Ces éléments, fixés par l’arrêté du 26 janvier 2022 relatif à l’information des consommateurs par les professionnels intervenant dans une transaction immobilière, doivent mieux informer le locataire en amont et souligner combien il pourrait éventuellement économiser, dans le cas où il y a un complément de loyer.

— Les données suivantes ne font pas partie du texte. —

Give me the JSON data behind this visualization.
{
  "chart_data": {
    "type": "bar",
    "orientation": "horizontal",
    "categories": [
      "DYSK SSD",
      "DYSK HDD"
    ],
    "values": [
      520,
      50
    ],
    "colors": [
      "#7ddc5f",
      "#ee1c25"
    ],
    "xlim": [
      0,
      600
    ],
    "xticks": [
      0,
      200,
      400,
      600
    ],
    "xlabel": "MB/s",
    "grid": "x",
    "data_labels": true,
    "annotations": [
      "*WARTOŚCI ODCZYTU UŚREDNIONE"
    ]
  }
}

Et dissuader les propriétaires d’appliquer ces compléments, en leur donnant de la visibilité.

Pour l’instant, ces règles s’imposent seulement aux professionnels de l’immobilier, mais les annonces diffusées par les particuliers doivent également y être soumises très prochainement – un texte d’application est attendu sous peu, selon les services de la ministre chargée du logement, Emmanuelle Wargon.

Trois mois pour contester

« Le but est aussi que les locataires soient plus nombreux à exercer leurs possibilités de recours. Mais ils ne le font pas, car ils craignent de ne pas trouver de logement ou ne souhaitent pas entrer en conflit avec leur propriétaire », pense Corinne Jolly, présidente de De particulier à particulier.

Le locataire peut, en effet, contester un complément de loyer trois mois après la signature du bail devant la commission départementale de conciliation puis en justice. Les services de l’Etat peuvent aussi vérifier l’application du texte, avec à la clé une amende pouvant atteindre de 5 000 euros pour une personne physique à 15 000 euros pour une personne morale. Le ministère de l’économie espère d’ailleurs que les mentions indiquées dans l’annonce aideront ses services à mieux contrôler les logements loués au-dessus des plafonds.